Ahmed Mohamed’s arrest is not an anomaly. As Annette Fuentes points out in Lockdown High: When the Schoolhouse Becomes a Jailhouse, arrests of high school students like Ahmed are connected to a recent US history in which suspensions, expulsions, and arrests of students have become an epidemic and vicious cycle.
Fuentes's book contextualizes school arrests within our contemporary moment of zero tolerance discipline. In the mid-nineties, then-Governor George W. Bush enacted the first zero tolerance policies that treated “student misbehavior and mischief as if they were criminal acts.” These policies not only led to isolated arrests or suspension.

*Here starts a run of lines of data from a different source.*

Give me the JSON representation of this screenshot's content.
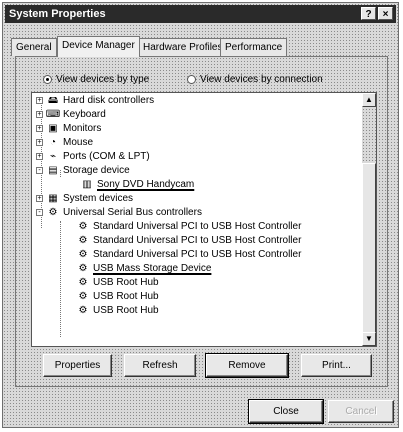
{
  "window": {
    "title": "System Properties",
    "help_button": "?",
    "close_button": "×"
  },
  "tabs": [
    {
      "label": "General",
      "active": false
    },
    {
      "label": "Device Manager",
      "active": true
    },
    {
      "label": "Hardware Profiles",
      "active": false
    },
    {
      "label": "Performance",
      "active": false
    }
  ],
  "view": {
    "by_type_label": "View devices by type",
    "by_connection_label": "View devices by connection",
    "selected": "by_type"
  },
  "tree": {
    "items": [
      {
        "label": "Hard disk controllers",
        "icon": "hard-disk-controller-icon",
        "expander": "+"
      },
      {
        "label": "Keyboard",
        "icon": "keyboard-icon",
        "expander": "+"
      },
      {
        "label": "Monitors",
        "icon": "monitor-icon",
        "expander": "+"
      },
      {
        "label": "Mouse",
        "icon": "mouse-icon",
        "expander": "+"
      },
      {
        "label": "Ports (COM & LPT)",
        "icon": "port-icon",
        "expander": "+"
      },
      {
        "label": "Storage device",
        "icon": "storage-device-icon",
        "expander": "-"
      },
      {
        "label": "Sony DVD Handycam",
        "icon": "camcorder-icon",
        "expander": "",
        "underlined": true
      },
      {
        "label": "System devices",
        "icon": "system-devices-icon",
        "expander": "+"
      },
      {
        "label": "Universal Serial Bus controllers",
        "icon": "usb-icon",
        "expander": "-"
      },
      {
        "label": "Standard Universal PCI to USB Host Controller",
        "icon": "usb-icon",
        "expander": ""
      },
      {
        "label": "Standard Universal PCI to USB Host Controller",
        "icon": "usb-icon",
        "expander": ""
      },
      {
        "label": "Standard Universal PCI to USB Host Controller",
        "icon": "usb-icon",
        "expander": ""
      },
      {
        "label": "USB Mass Storage Device",
        "icon": "usb-icon",
        "expander": "",
        "underlined": true
      },
      {
        "label": "USB Root Hub",
        "icon": "usb-icon",
        "expander": ""
      },
      {
        "label": "USB Root Hub",
        "icon": "usb-icon",
        "expander": ""
      },
      {
        "label": "USB Root Hub",
        "icon": "usb-icon",
        "expander": ""
      }
    ]
  },
  "buttons": {
    "properties": "Properties",
    "refresh": "Refresh",
    "remove": "Remove",
    "print": "Print...",
    "close": "Close",
    "cancel": "Cancel"
  },
  "colors": {
    "titlebar": "#2a2a2a",
    "face": "#d9d9d9",
    "list_bg": "#ffffff"
  }
}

Excluding kids from school for two days or two months increases the odds of academic failure and dropping out. What’s more, suspensions and academic failure are strong predictors of entry into the criminal justice system
Fuentes also points out that these policies are applied in “lopsided proportions” that indicate clear racial discrimination. Zero tolerance discipline targets certain students over others, as statistics show that they are used more often on boys and African American students than other groups.

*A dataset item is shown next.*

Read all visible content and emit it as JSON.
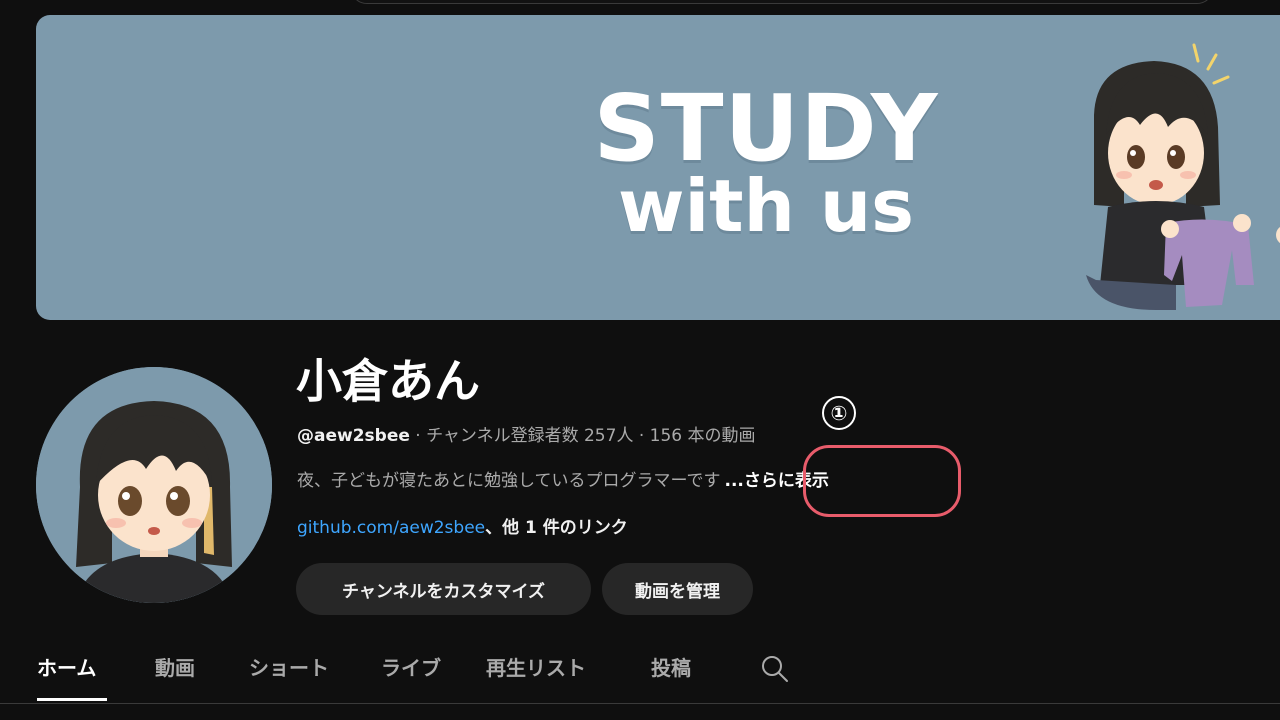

President Obama reacted with a tweet inviting Ahmed to the White house.
Ahmed's arrest, however, calls for much more than a warm invitation to a single high schooler and an acknowledgement that passionate STEM students make America great. Ahmed's arrest signals how zero tolerance educational policies are what make America fertile ground for a racist school-to-prison pipeline.
In Fuentes's words,
Zero tolerance has also chilled students’ First Amendment freedoms as irrational fears of school violence prompt teachers and principals to interpret harmless student writings or comments as terroristic threats.